Shanghai Medical Center of Kidney, Shanghai, People's Republic of China.
Int J Gen Med. 2021 Apr 16;14:1325-1335. doi: 10.2147/IJGM.S302795. eCollection 2021.
Based on the admission data, we applied the XGBoost algorithm to create a prediction model to estimate the AKI risk in patients with hepatobiliary malignancies and then compare its prediction capacity with the logistic model.
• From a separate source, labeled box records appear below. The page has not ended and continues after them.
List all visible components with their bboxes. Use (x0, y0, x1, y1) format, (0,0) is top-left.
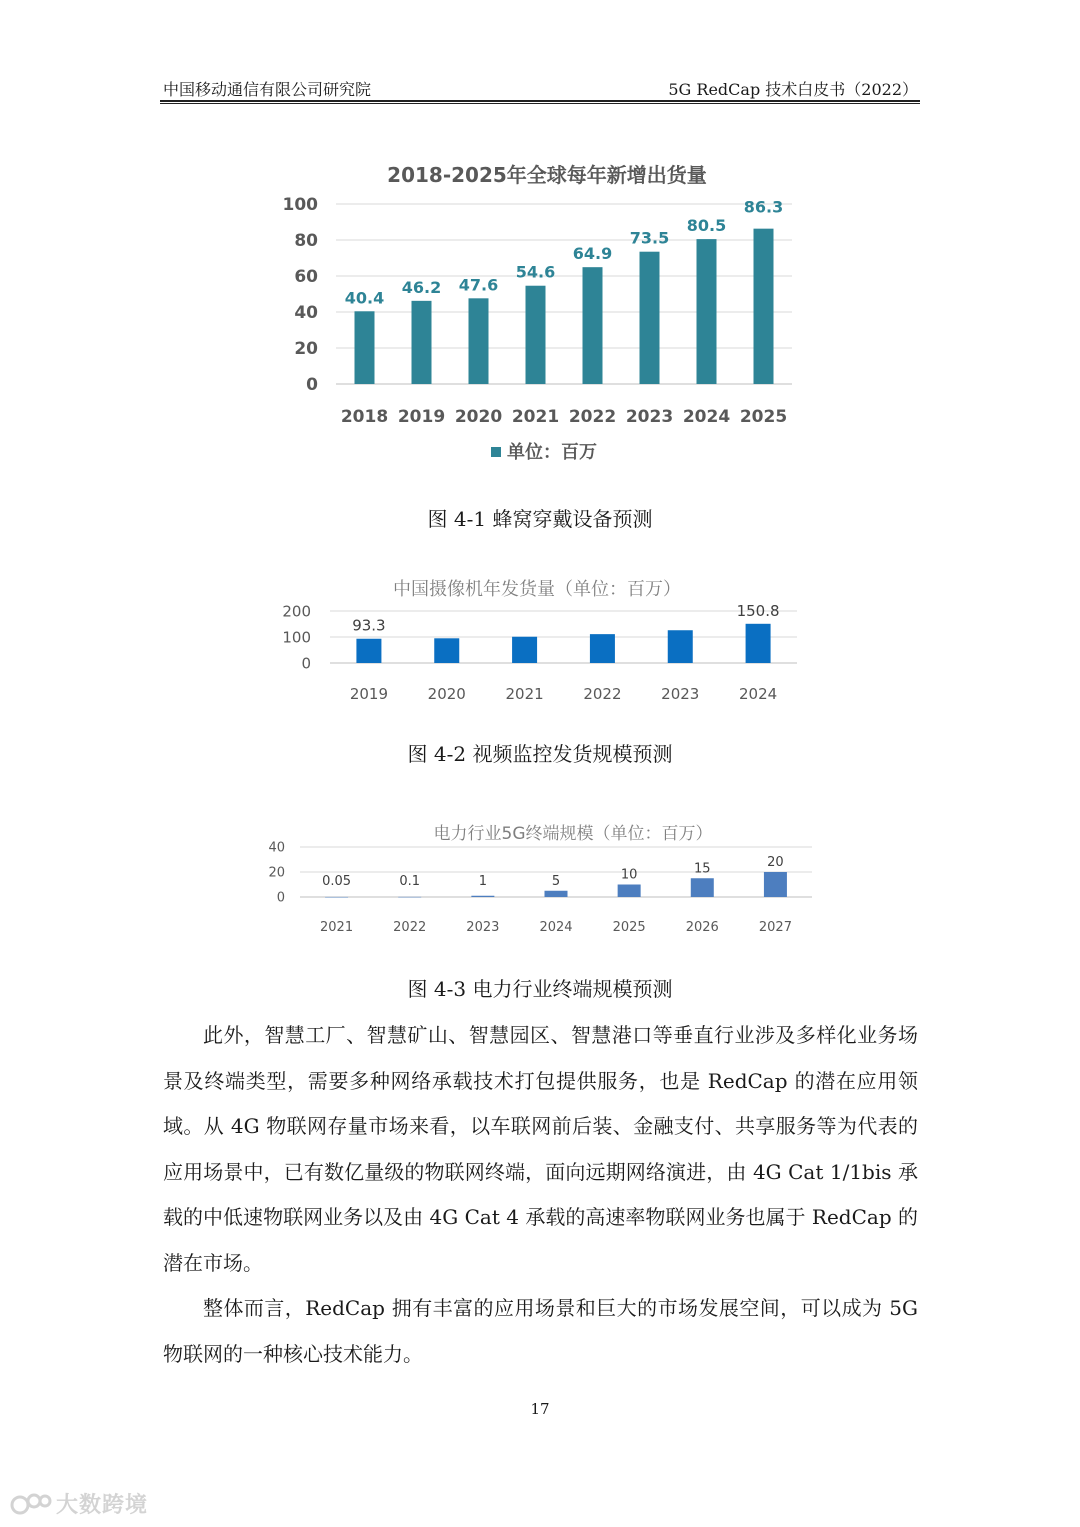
x-tick-label: 2022 (583, 685, 622, 703)
x-tick-label: 2019 (397, 407, 446, 427)
body-paragraph-2: 整体而言，RedCap 拥有丰富的应用场景和巨大的市场发展空间，可以成为 5G 物联网的一种核心技术能力。 (163, 1296, 918, 1366)
data-label: 54.6 (515, 262, 556, 282)
data-label: 47.6 (458, 275, 499, 295)
data-label: 80.5 (686, 216, 727, 236)
y-tick-label: 0 (276, 890, 285, 906)
page-header-right: 5G RedCap 技术白皮书（2022） (668, 80, 918, 99)
x-tick-label: 2018 (340, 407, 389, 427)
x-tick-label: 2027 (758, 920, 792, 935)
y-tick-label: 100 (282, 628, 311, 647)
y-tick-label: 80 (294, 231, 318, 252)
x-tick-label: 2019 (349, 685, 389, 703)
x-tick-label: 2023 (661, 685, 700, 703)
x-tick-label: 2020 (454, 407, 503, 427)
y-tick-label: 40 (294, 303, 318, 324)
data-label: 15 (694, 861, 711, 877)
data-label: 150.8 (736, 601, 780, 620)
chart-title: 中国摄像机年发货量（单位：百万） (393, 579, 681, 600)
x-tick-label: 2022 (568, 407, 617, 427)
data-label: 20 (767, 855, 784, 870)
data-label: 46.2 (401, 277, 442, 297)
y-tick-label: 200 (282, 602, 311, 621)
data-label: 40.4 (344, 288, 385, 308)
x-tick-label: 2021 (511, 407, 560, 427)
data-label: 93.3 (352, 616, 386, 635)
data-label: 1 (478, 874, 487, 889)
page-header-left: 中国移动通信有限公司研究院 (163, 80, 372, 99)
y-tick-label: 20 (294, 339, 318, 360)
data-label: 86.3 (743, 197, 784, 217)
x-tick-label: 2022 (393, 920, 427, 935)
figure-caption-4-1: 图 4-1 蜂窝穿戴设备预测 (427, 507, 653, 531)
y-tick-label: 20 (268, 865, 285, 881)
watermark (10, 1488, 148, 1519)
chart-title: 电力行业5G终端规模（单位：百万） (433, 824, 713, 844)
bar (764, 872, 787, 897)
data-label: 73.5 (629, 228, 670, 248)
y-tick-label: 100 (282, 195, 318, 216)
watermark-text: 大数跨境 (56, 1493, 149, 1518)
figure-caption-4-2: 图 4-2 视频监控发货规模预测 (407, 742, 673, 766)
y-tick-label: 0 (301, 654, 311, 673)
figure-caption-4-3: 图 4-3 电力行业终端规模预测 (407, 977, 673, 1001)
x-tick-label: 2020 (427, 685, 466, 703)
data-label: 0.1 (399, 874, 421, 889)
x-tick-label: 2024 (539, 920, 573, 935)
body-paragraph-1: 此外，智慧工厂、智慧矿山、智慧园区、智慧港口等垂直行业涉及多样化业务场景及终端类型，需要多种网络承载技术打包提供服务，也是 RedCap 的潜在应用领域。从 4G 物联网存量市场来看，以车联网前后装、金融支付、共享服务等为代表的应用场景中，已有数亿量级的物联网终端，面向远期网络演进，由 4G Cat 1/1bis 承载的中低速物联网业务以及由 4G Cat 4 承载的高速率物联网业务也属于 RedCap 的潜在市场。 (163, 1023, 918, 1275)
body-text (163, 1013, 918, 1377)
y-tick-label: 60 (294, 267, 318, 288)
bar (618, 885, 641, 898)
x-tick-label: 2024 (738, 685, 778, 703)
x-tick-label: 2021 (505, 685, 544, 703)
bar (545, 891, 568, 897)
page-number: 17 (530, 1400, 550, 1418)
x-tick-label: 2024 (682, 407, 731, 427)
watermark-logo-icon (10, 1489, 52, 1519)
data-label: 5 (551, 873, 561, 889)
x-tick-label: 2023 (625, 407, 674, 427)
x-tick-label: 2025 (739, 407, 788, 427)
bar (325, 897, 348, 898)
legend-label: 单位：百万 (507, 442, 597, 463)
data-label: 0.05 (322, 874, 352, 889)
y-tick-label: 0 (306, 375, 318, 396)
bar (398, 897, 421, 898)
data-label: 64.9 (572, 244, 613, 264)
bar (471, 896, 494, 897)
chart-title: 2018-2025年全球每年新增出货量 (387, 163, 707, 187)
data-label: 10 (620, 867, 638, 883)
y-tick-label: 40 (268, 840, 285, 856)
x-tick-label: 2025 (612, 920, 646, 935)
x-tick-label: 2023 (466, 920, 500, 935)
x-tick-label: 2026 (685, 920, 719, 935)
bar (691, 878, 714, 897)
x-tick-label: 2021 (320, 920, 354, 935)
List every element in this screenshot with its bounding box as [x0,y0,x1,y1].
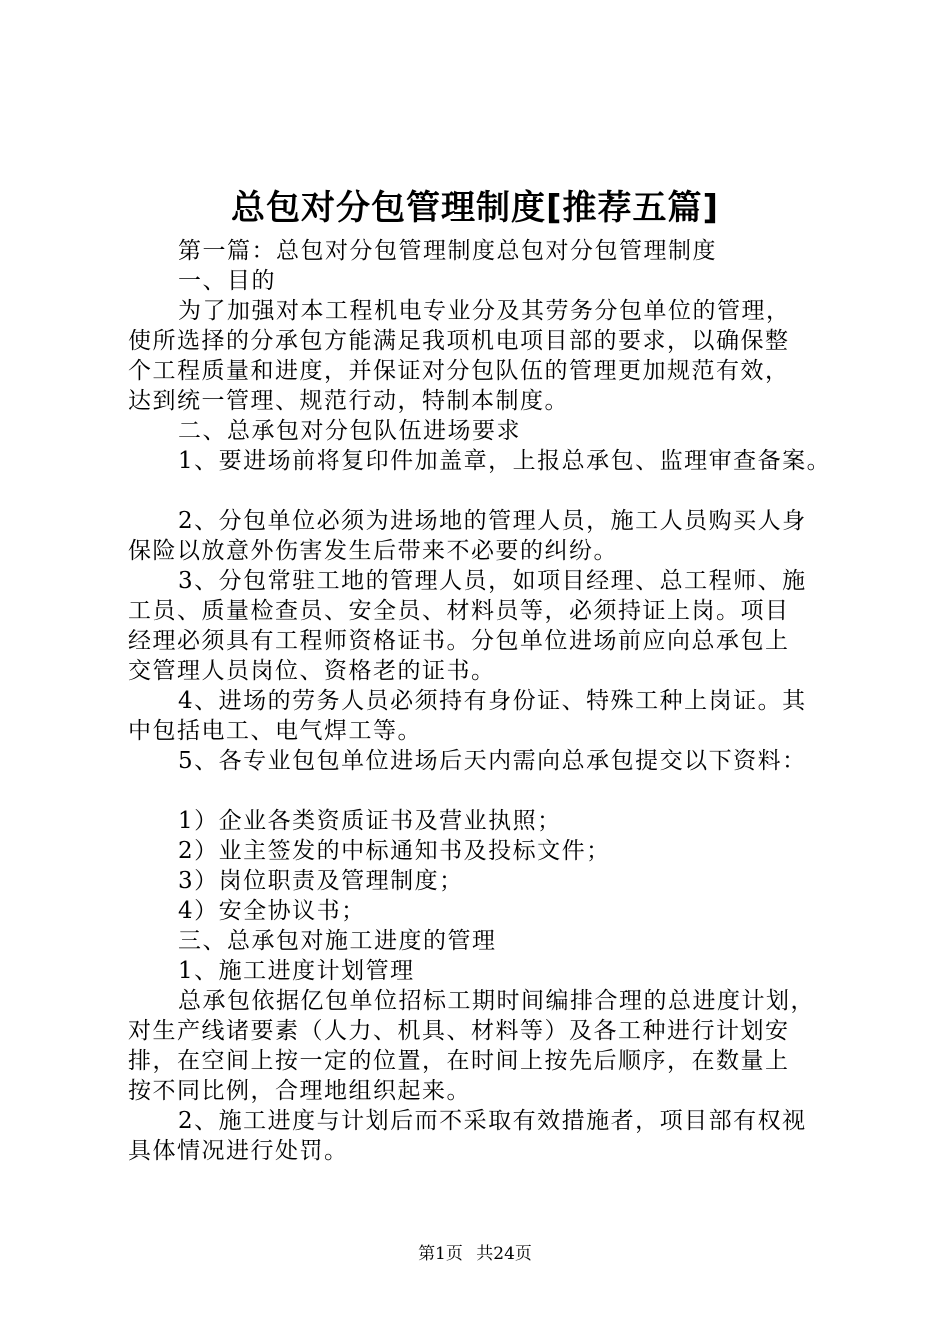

We reviewed clinical data of 7968 and 589 liver/gallbladder cancer patients admitted to Zhongshan Hospital during 2014 and 2015. They were randomly divided into the training set and test set. Data were collected from the electronic medical record system. XGBoost and LASSO-logistic were used to develop prediction models, respectively. The performance measures included the classification matrix, the area under the receiver operating characteristic curve (AUC), lift chart and learning curve.
Of 6846 participants in the training set, 792 (11.6%) cases developed AKI. In XGBoost model, the top 3 most important variables for AKI were serum creatinine (SCr), glomerular filtration rate (eGFR) and antitumor treatment in liver cancer patients. Similarly, SCr and eGFR also ranked second and third most important variables in the gallbladder cancer-related AKI model just after phosphorus. In the classification matrix, XGBoost model possessed a comparably better agreement between the actual observations and the predictions than LASSO-logistic model. The Youden's index of XGBoost model was 47.5% and 59.3%, respectively, which was significantly higher than that of LASSO-logistic model (41.6% and 32.7%). The AUCs of XGBoost model were 0.822 in liver cancer and 0.850 in gallbladder cancer. By comparison, the AUC values of Logistic models were significantly lower as 0.793 and 0.740 (p=0.024 and 0.018). With the accumulation of training samples, XGBoost model maintained greater robustness in the learning curve.
XGBoost model based on admission data has higher accuracy and stronger robustness in predicting AKI. It will benefit AKI risk classification management in clinical practice and take an advanced intervention among patients with hepatobiliary malignancies.
基于入院数据,我们应用XGBoost算法创建了一个预测模型,以估计肝胆恶性肿瘤患者发生急性肾损伤(AKI)的风险,然后将其预测能力与逻辑模型进行比较。
我们回顾了2014年和2015年期间入住中山医院的7968例肝癌/胆囊癌患者和589例患者的临床资料。他们被随机分为训练集和测试集。数据从电子病历系统中收集。分别使用XGBoost和LASSO逻辑回归来开发预测模型。性能指标包括分类矩阵、受试者操作特征曲线下面积(AUC)、提升图和学习曲线。
在训练集的6846名参与者中,792例(11.6%)发生了AKI。在XGBoost模型中,肝癌患者发生AKI的前3个最重要变量是血清肌酐(SCr)、肾小球滤过率(eGFR)和抗肿瘤治疗。同样,在胆囊癌相关的AKI模型中,SCr和eGFR在仅次于磷之后也分别排名第二和第三重要变量。在分类矩阵中,XGBoost模型在实际观察结果与预测结果之间的一致性比LASSO逻辑回归模型更好。XGBoost模型的约登指数分别为47.5%和59.3%,显著高于LASSO逻辑回归模型(41.6%和32.7%)。XGBoost模型在肝癌中的AUC为0.822,在胆囊癌中的AUC为0.850。相比之下,逻辑回归模型的AUC值显著较低,分别为0.793和0.740(p=0.024和0.018)。随着训练样本的积累,XGBoost模型在学习曲线中保持了更强的稳健性。
基于入院数据的XGBoost模型在预测AKI方面具有更高的准确性和更强的稳健性。它将有利于临床实践中AKI风险的分类管理,并对肝胆恶性肿瘤患者进行早期干预。